Auch Italien ist heuer wieder prominent im Programm vertreten. Herausragend ist Alberto Fasulos „Menocchio“. Er erzählt darin die historisch verbürgte Geschichte eines alten, hartnäckigen Müllers aus einem abgelegenen Dorf in den Bergen des Friauls, der zu rebellieren beschließt. Wegen Ketzerei gesucht, hört er nicht auf die Bitten von Freunden und Familie, und anstatt zu fliehen, stellt er sich dem Gericht der katholischen Obrigkeit.

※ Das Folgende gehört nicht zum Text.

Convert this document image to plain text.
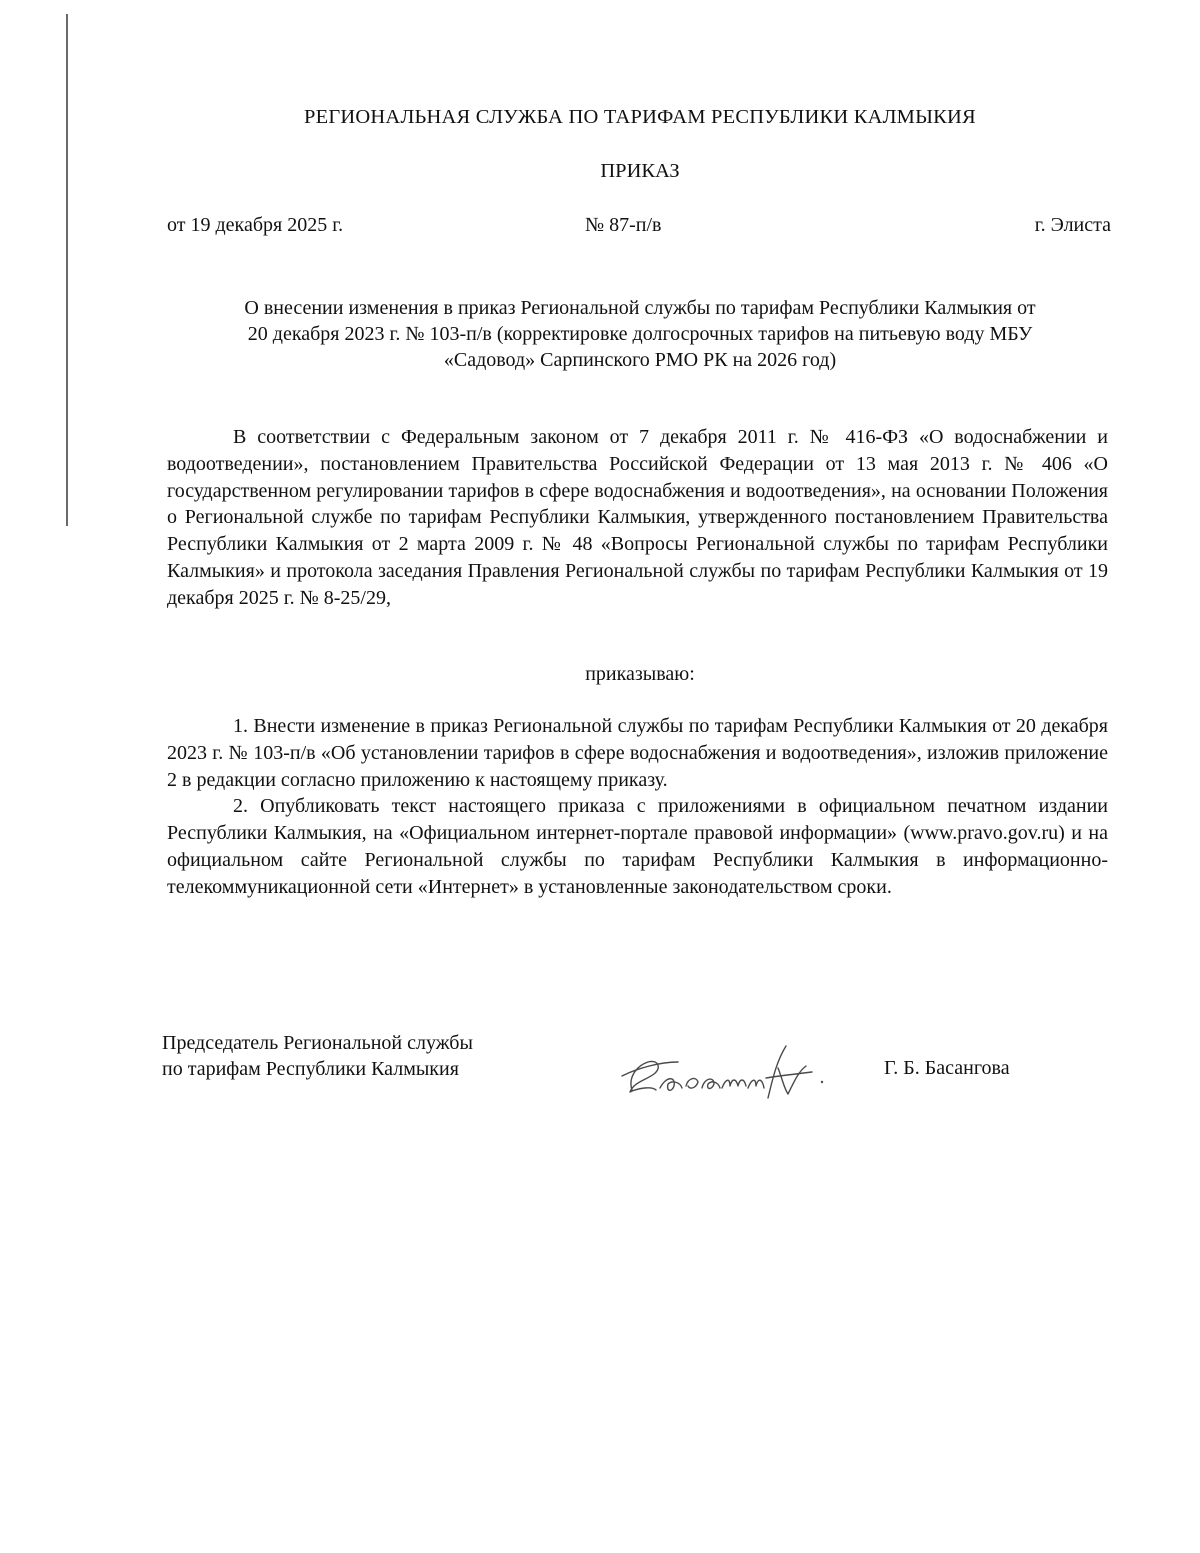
РЕГИОНАЛЬНАЯ СЛУЖБА ПО ТАРИФАМ РЕСПУБЛИКИ КАЛМЫКИЯ
ПРИКАЗ
от 19 декабря 2025 г.	№ 87-п/в	г. Элиста
О внесении изменения в приказ Региональной службы по тарифам Республики Калмыкия от
20 декабря 2023 г. № 103-п/в (корректировке долгосрочных тарифов на питьевую воду МБУ
«Садовод» Сарпинского РМО РК на 2026 год)

В соответствии с Федеральным законом от 7 декабря 2011 г. № 416-ФЗ «О водоснабжении и водоотведении», постановлением Правительства Российской Федерации от 13 мая 2013 г. № 406 «О государственном регулировании тарифов в сфере водоснабжения и водоотведения», на основании Положения о Региональной службе по тарифам Республики Калмыкия, утвержденного постановлением Правительства Республики Калмыкия от 2 марта 2009 г. № 48 «Вопросы Региональной службы по тарифам Республики Калмыкия» и протокола заседания Правления Региональной службы по тарифам Республики Калмыкия от 19 декабря 2025 г. № 8-25/29,

приказываю:

1. Внести изменение в приказ Региональной службы по тарифам Республики Калмыкия от 20 декабря 2023 г. № 103-п/в «Об установлении тарифов в сфере водоснабжения и водоотведения», изложив приложение 2 в редакции согласно приложению к настоящему приказу.

2. Опубликовать текст настоящего приказа с приложениями в официальном печатном издании Республики Калмыкия, на «Официальном интернет-портале правовой информации» (www.pravo.gov.ru) и на официальном сайте Региональной службы по тарифам Республики Калмыкия в информационно-телекоммуникационной сети «Интернет» в установленные законодательством сроки.

Председатель Региональной службы
по тарифам Республики Калмыкия	Г. Б. Басангова
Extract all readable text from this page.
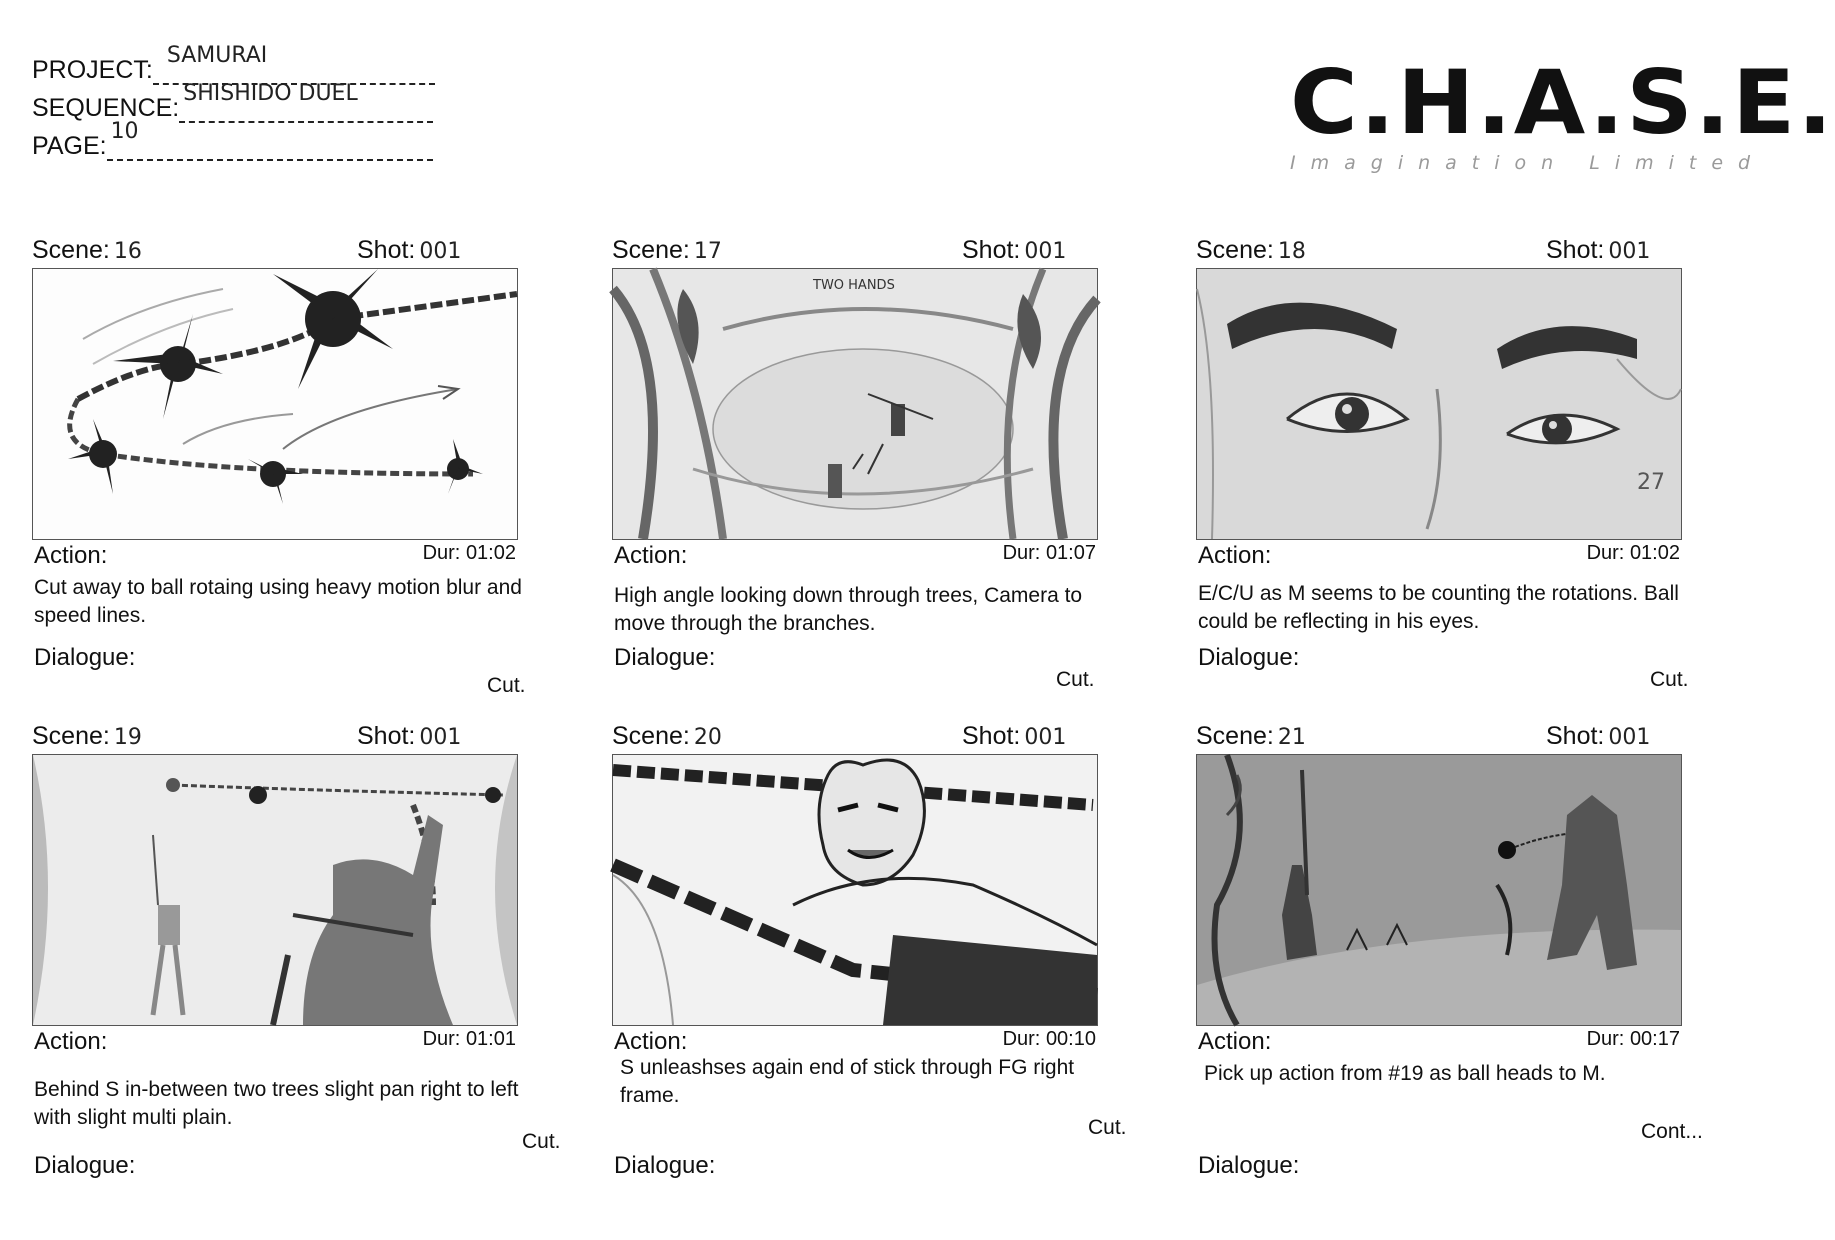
PROJECT:
SAMURAI
SEQUENCE:
SHISHIDO DUEL
PAGE:
10	C.H.A.S.E.
Imagination Limited
Scene: 16	Shot: 001
Action:	Dur: 01:02
Cut away to ball rotaing using heavy motion blur and speed lines.
Dialogue:
Cut.
Scene: 17	Shot: 001
TWO HANDS
Action:	Dur: 01:07
High angle looking down through trees, Camera to move through the branches.
Dialogue:
Cut.
Scene: 18	Shot: 001
27
Action:	Dur: 01:02
E/C/U as M seems to be counting the rotations. Ball could be reflecting in his eyes.
Dialogue:
Cut.
Scene: 19	Shot: 001
Action:	Dur: 01:01
Behind S in-between two trees slight pan right to left with slight multi plain.
Dialogue:
Cut.
Scene: 20	Shot: 001
Action:	Dur: 00:10
S unleashses again end of stick through FG right frame.
Dialogue:
Cut.
Scene: 21	Shot: 001
Action:	Dur: 00:17
Pick up action from #19 as ball heads to M.
Dialogue:
Cont...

Auch der österreichische Film ist hochkarätig vertreten. Neben der bei „Crossing Europe“ gezeigten Doku „Atomlos durch die Macht“ von Markus Kaiser-Mühlecker, die die österreichische Antiatombewegung in ihrem Engagement porträtiert, muss besonders auf den neuen Film von Andreas Horvath hingewiesen werden. „Lillian“hatte heuer in Cannes seine Premiere und nimmt als Ausgangspunkt die wahre Geschichte einer in New York ansässigen Russin, die eines Tages loszieht, um zu Fuß in ihre Heimat zurückzugehen. Bis heute gilt sie als verschollen.
Auch „Nevrland“, das Spielfilmdebüt des Linzers Gregor Schmidinger, wird gezeigt. In beeindruckenden Bildern verfolgt er das Schicksal des 17-jährigen Jakob, der mit Großvater und Vater in einer kleinen Wohnung in Wien lebt. Um etwas Geld für das geplante Studium zu verdienen, arbeitet er als Aushilfskraft in jenem Schlachthof, in dem auch sein Vater tätig ist. Doch eine Angststörung macht Jakob das Leben zunehmend schwer.
Eine Werkschau ist der aus Innsbruck stammenden Castingdirektorin Rita Waszilovics gewidmet. Ergänzt und abgerundet wird das filmische Programm durch allabendliche Konzerte bei freiem Eintritt im Kulturzentrum Salzhof in direkter Nachbarschaft des Kinos.